When Charles Nypels (1895-1952) printed this slender volume he had already seven bibliophile editions to his name, all printed, like this one, by his father's firm, the Leiter-Nypels company. Growing up in a printer's family he had been familiar with typographical matters at an early age. It was intended that he would succeed his father. To complete his training he did practical work with the Lettergieterij Amsterdam in 1917, supervised by the type designer Sjoerd H. de Roos.

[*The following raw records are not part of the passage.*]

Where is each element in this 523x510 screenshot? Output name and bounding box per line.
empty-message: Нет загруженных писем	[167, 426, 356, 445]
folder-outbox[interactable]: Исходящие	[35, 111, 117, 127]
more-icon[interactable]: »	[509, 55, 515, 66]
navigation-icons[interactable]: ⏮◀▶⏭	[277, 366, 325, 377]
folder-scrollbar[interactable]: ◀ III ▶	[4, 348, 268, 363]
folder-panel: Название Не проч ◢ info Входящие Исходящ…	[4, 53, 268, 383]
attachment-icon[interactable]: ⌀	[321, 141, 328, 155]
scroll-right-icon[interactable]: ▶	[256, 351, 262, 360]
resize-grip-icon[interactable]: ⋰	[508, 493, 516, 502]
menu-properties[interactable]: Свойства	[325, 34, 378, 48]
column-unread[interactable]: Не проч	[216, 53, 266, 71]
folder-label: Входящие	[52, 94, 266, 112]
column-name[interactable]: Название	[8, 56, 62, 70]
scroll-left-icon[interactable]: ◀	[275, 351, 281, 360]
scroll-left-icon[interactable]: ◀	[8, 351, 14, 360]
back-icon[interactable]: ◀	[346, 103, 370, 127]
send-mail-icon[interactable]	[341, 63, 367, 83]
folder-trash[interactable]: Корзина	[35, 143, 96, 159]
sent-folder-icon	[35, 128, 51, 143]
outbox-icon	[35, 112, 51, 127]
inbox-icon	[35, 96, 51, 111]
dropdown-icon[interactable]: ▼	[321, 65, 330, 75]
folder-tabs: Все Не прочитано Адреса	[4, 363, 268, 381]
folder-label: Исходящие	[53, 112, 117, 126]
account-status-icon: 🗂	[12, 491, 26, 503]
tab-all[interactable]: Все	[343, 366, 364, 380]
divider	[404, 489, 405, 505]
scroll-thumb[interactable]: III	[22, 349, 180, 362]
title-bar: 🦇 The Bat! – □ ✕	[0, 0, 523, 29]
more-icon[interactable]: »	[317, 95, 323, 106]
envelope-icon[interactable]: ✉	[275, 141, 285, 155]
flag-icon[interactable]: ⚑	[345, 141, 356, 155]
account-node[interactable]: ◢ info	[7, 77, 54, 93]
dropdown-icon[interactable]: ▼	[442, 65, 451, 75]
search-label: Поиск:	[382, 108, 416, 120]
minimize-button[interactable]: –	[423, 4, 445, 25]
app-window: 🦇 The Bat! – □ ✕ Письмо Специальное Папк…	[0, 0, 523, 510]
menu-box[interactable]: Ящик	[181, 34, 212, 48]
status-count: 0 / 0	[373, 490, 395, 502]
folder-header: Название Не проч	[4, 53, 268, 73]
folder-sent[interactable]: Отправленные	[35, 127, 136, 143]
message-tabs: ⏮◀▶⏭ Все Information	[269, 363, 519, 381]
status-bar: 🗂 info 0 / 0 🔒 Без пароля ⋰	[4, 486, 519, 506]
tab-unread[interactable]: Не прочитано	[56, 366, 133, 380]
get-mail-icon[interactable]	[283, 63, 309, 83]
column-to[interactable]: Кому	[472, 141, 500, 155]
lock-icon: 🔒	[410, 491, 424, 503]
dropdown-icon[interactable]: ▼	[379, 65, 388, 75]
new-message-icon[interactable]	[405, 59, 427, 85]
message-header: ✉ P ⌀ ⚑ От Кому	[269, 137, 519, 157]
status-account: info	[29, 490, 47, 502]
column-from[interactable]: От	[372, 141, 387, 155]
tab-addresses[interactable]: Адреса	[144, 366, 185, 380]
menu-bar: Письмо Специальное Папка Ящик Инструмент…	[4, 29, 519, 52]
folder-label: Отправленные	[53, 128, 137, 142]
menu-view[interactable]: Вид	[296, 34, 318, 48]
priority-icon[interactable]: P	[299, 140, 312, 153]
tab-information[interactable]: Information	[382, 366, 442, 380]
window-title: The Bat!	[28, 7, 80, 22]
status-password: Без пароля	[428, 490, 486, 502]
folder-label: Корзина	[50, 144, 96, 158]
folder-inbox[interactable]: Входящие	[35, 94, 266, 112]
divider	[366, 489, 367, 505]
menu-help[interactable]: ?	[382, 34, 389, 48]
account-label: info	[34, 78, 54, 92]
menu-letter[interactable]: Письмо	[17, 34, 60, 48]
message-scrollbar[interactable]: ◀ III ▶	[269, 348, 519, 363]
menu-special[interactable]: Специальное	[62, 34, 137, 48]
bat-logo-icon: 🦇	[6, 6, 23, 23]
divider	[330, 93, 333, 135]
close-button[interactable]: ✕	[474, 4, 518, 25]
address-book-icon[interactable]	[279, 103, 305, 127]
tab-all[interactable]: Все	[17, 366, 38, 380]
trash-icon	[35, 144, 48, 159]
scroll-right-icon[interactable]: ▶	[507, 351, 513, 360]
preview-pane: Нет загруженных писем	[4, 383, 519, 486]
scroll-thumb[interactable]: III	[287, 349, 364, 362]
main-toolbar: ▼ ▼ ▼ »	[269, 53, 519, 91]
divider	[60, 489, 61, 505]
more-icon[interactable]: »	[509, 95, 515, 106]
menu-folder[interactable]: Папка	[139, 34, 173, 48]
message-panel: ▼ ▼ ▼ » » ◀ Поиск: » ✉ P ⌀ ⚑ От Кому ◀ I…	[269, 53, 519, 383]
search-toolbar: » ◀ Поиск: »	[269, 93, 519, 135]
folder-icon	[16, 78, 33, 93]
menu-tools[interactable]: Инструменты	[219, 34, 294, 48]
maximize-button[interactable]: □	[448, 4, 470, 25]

After his return to Maastricht the printing press proved only marginally interesting to him: ‘headache-producing machines’, irritating telephone calls, and conjurers with figures as colleagues, put a damper on his energy. No wonder that he tried to make other contacts outside the world of printing. In his room on Vrijthof he entertained painters and writers from the province of Limburg such as Henri Jonas, Charles Eyck, Pierre and Mathias Kemp and F. Lousberg. Another regular visitor was his future colleague-printer A.A.M. Stols, five years younger than Nypels, and still a student at the time.
His aversion to the ordinary printing routine was probably the impetus for Nypels to turn to bibliophile printing in 1920. His earliest work already contained indications of his later approach to design, of which the most striking feature was its rejection of one fixed style. As he himself expressed it in a letter, ‘My sole aim is, to put it succinctly: to use, practise and perfect the unbelievably rich potential of typography. There is nothing I hate more than the ‘neat’ bibliophile edition...''. In that respect *La Prophétie de Ioel *is characteristic of his oeuvre. Its unconventional design, unusual colours - like the purple and green reproduced on the opposite page - and striking initials make it a true Nypels product. This copy is part of the collection of books donated by Henriette Roland Holst-van der Schalk to the Koninklijke Bibliotheek in 1939. Both she and her husband, the artist and designer R.N. Roland Holst, were greatly involved in Dutch cultural life and in touch with many writers and printers. They consequently acquired quite a number of bibliophile editions, which thus came to enrich the collections of the Koninklijke Bibliotheek in 1939.
La Prophétie de Ioel [Maastricht, C. Nypels], 1923.  pp., 29 x 22.5 cm. Printed by Charles Nypels on the Leiter-Nypels presses. Initials and woodcut by Henri Charles Jonas. Typeface: Plantijn. Edition of 200 copies on Hollands van Haesbeek de luxe. 22 A 20, p.